John McCain and Sarah Palin co-author an Op-Ed in today’s Wall Street Journal setting forth their position on the just-announced government bailout of Fannie Mae and Freddie Mac:

Enduring reform of Fannie and Freddie is a key first step. We will make sure that they are permanently restructured and downsized, and no longer use taxpayer backing to serve lobbyists, management, boards and shareholders.

Treasury has broadly followed the McCain plan, outlined months ago, and gets at the short-term heart of the problem. That plan reinforces the federal commitment to meet our obligations and get this mess behind us. It replaces management and board members. It requires that shareholders take losses first. It puts taxpayers first in line for any repayments. And it terminates future lobbying, which was one of the primary contributors to this great debacle.

Along with the commitment of taxpayers’ dollars, we should make market reforms to help ensure that we do not face this problem again. We will make sure the marketplace understands its obligations. Homeowners must be able to understand the terms and obligations of their mortgages. In return, they have an obligation to provide truthful financial information, and should be subject to penalty if they do not. Policies must be in place to ensure that homeowners provide a responsible down payment of equity in the initial purchase of a loan.
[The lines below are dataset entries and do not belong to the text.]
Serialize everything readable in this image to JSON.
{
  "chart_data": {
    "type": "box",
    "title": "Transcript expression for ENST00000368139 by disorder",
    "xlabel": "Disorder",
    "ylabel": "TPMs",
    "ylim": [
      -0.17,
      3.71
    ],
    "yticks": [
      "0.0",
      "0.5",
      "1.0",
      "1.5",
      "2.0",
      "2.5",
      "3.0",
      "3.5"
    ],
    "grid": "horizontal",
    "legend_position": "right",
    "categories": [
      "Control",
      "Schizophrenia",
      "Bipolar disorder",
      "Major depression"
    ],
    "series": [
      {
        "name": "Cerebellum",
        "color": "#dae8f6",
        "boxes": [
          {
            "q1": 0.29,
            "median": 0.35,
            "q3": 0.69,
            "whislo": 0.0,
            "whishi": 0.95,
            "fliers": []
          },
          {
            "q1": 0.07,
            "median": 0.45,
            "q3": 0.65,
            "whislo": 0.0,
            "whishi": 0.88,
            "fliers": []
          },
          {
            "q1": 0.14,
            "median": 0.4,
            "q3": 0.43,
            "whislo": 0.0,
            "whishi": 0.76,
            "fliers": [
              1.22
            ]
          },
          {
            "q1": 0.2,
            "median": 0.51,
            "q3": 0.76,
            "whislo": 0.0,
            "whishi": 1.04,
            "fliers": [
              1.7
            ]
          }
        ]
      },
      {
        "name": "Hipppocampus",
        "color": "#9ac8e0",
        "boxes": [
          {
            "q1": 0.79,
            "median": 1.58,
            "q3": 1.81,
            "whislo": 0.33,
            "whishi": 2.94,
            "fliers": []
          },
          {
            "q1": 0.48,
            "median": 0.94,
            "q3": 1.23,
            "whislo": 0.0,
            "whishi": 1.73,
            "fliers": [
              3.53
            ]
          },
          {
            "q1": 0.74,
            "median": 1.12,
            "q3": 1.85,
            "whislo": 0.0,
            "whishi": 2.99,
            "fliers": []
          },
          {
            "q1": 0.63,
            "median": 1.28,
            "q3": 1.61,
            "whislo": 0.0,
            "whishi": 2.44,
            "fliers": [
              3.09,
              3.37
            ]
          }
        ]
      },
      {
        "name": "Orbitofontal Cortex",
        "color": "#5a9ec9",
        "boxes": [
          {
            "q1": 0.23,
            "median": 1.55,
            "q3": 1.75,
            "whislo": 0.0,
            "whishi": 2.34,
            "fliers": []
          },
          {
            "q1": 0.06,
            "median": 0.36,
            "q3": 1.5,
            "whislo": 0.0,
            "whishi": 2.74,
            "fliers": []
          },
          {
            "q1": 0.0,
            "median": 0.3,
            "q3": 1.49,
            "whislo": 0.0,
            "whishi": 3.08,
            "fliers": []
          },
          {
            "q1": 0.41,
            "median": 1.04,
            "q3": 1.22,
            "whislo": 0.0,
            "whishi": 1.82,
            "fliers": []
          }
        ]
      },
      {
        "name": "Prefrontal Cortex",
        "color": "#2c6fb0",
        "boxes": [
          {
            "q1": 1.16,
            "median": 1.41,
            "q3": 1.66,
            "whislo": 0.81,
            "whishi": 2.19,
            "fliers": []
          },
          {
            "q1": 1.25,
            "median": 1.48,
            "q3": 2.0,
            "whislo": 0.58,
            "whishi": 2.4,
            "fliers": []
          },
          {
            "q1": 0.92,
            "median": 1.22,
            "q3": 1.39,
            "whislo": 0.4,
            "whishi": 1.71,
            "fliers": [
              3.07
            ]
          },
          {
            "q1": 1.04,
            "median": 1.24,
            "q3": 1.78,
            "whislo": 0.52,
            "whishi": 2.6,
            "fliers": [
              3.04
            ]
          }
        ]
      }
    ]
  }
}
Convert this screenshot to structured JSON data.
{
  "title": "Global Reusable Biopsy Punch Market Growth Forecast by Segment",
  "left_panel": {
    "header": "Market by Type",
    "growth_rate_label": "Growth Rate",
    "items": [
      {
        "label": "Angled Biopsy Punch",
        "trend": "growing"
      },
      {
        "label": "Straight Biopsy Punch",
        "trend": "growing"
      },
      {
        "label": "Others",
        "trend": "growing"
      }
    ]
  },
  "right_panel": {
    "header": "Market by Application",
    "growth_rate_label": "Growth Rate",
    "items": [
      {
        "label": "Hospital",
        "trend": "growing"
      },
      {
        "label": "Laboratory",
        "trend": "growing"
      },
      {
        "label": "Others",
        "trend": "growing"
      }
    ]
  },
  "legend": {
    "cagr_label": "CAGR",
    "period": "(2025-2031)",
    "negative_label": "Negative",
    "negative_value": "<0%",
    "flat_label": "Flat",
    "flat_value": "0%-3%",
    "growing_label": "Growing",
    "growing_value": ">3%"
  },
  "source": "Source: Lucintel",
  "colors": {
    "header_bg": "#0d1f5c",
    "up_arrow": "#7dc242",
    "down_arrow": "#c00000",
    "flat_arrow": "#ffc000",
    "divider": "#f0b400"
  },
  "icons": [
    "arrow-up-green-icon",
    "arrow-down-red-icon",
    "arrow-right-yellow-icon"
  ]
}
In the future, Fannie, Freddie or any government organization should never insure a loan when the homeowner doesn’t have enough of his or her own capital in the investment.

Lenders who initiate loans will be held accountable for the quality and performance of those loans, and strict standards must be required in the lending process. Every lender must be required to meet the highest standards of ethical behavior, with recourse if they do not perform.

Reforms are necessary now to make mortgage lending and banking organizations more transparent. We will require greater disclosure, so that complex derivative instruments and excessive leverage can’t put the marketplace, and the financial security of your home, at risk.

After reading through the Op-Ed, which may appear under the McCain/Palin byline but was obviously written by a staffer or three, twice I can’t honestly say that I understand what exactly it is that the Republican nominees are actually proposing other than increased government scrutiny and regulation of an industry that has suffered from far too much scrutiny and regulation already.

Compare McCain/Palin’s non-specific “plan” with Bob Barr’s idea, which I wrote about yesterday:

“It is time to say no more. Fannie Mae and Freddie Mac need to be privatized and sold off. And Congress must stop treating the federal government like a national soup kitchen for businesses in trouble,” says Barr.

A radical idea ? Sure, but it’s better than more of the same regulation that has gotten us into this mess to begin with.